A FEW weeks ago, our beloved Labrador died at the age of 15. As his final days drew near, I began gently talking about death, and heaven, and God watching over us. No questions came — apart from a small misunderstanding that our dog was going to “Helen’s” rather than heaven. But, on the basis of several “Christian” children’s books on death, in which I hadn’t quite noticed the detail that often shows the person or pet as somehow floating off to the side in the air, my son became convinced that our dog would go to heaven on an aeroplane.

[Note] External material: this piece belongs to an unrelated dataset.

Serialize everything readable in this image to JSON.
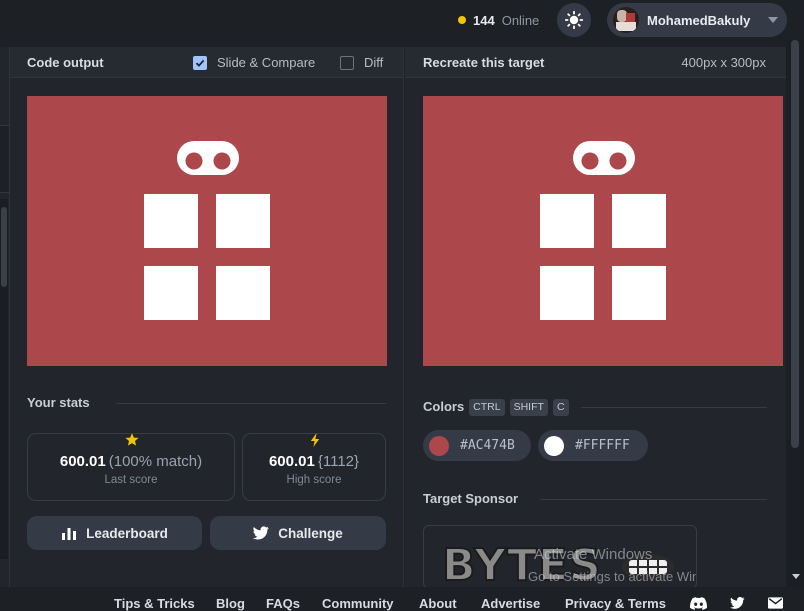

After our Labrador’s death, two additional books were recommended to us: Air Miles, suggested by my son’s teacher, and Dog Heaven, by a dear clergy colleague. Air Miles tells of an older dog, Miles, who lives with a little boy and learns to fly a plane. When he gets old, and can no longer walk well, he flies higher and further than ever before on his final journey. Dog Heaven imagines dogs running free in endless fields, and a God who watches over them, smiles at their joy, and has quite a sense of humour when it comes to dog biscuits.

For weeks, these have been read over and over again at bedtime, and now my child sees God and heaven everywhere. He sees biscuits in the shop and says, “God likes to make biscuits.” He sees clouds, and says “God sits on those and watches over us so we don’t have bad dreams” (at the top of his Christmas list, alongside a green Hoover, was “a cloud from God”). Just this week, in the park, he shouted from the swing: “Mama, look! Those dogs are running just like [our dog] did when he first got to heaven.”

All of this is to say: children get holiness, and it’s not confined to silence in a 65-minute service on a Sunday morning. They want to know that God cares for us — all of us. They want to light candles and say thank you. They see God behind trees, in racing clouds, and in dogs running at full speed in the park. And they worry about the comfort of those who are suffering or sad.

In Matthew 18, Jesus tells his disciples that “Unless you change and become like children, you will never enter the Kingdom of heaven” (18.3), and “Whoever welcomes one such child in my name welcomes me” (18.5). Becoming like children doesn’t mean becoming silent. Jesus puts no conditions on their welcome, no requirement of understanding, behaviour, or volume. Instead, Jesus simply says, “Become like children.”

 

HOW, then, might we look at our world and see and seek God and all that is holy? How might we say “Thank you” more often, look out for those who are suffering, begin each day in wonder, and expand on our sense of what “holy space” really means?

Perhaps holiness is not found in the silence that we demand, but in the love that we notice: in the small hands that want to make God’s house beautiful; in a child’s joy at seeing heaven, and God’s presence in clouds and dogs and biscuits; in every whispered “Thank you” and wide-eyed “Wow!”. Maybe what makes a space holy is not the absence of noise, but the presence of wonder, gratitude, compassion, and love.

When Jesus said, “Unless you change and become like children, you will never enter the Kingdom of heaven,” he wasn’t asking his disciples to be quiet: he was asking them to be open, and to see the world as children do — full of grace, alive with possibility, brimming with God’s presence.

So, the next time we hear a child’s voice in church, perhaps we might pause before calling it a disruption and, instead, hear it as an invitation, a holy reminder that heaven is not silent, but alive with sound. Revelation speaks of “the roar of many waters”, rumbling thunder, and harping harpists filling the heavenly space (14.2); of winged, eye-covered creatures who never stop saying “Holy, holy, holy” (4.8). Heaven is full of sound — roaring, singing, cries of praise — and, perhaps, in the voices of our children, we are reminded of what Jesus meant when he said that the Kingdom of heaven belongs to such as these.

 

Canon Jenn Strawbridge is Professor in New Testament and Early Christian Studies at Oxford, and serves on the Faith and Order and Liturgical Commissions.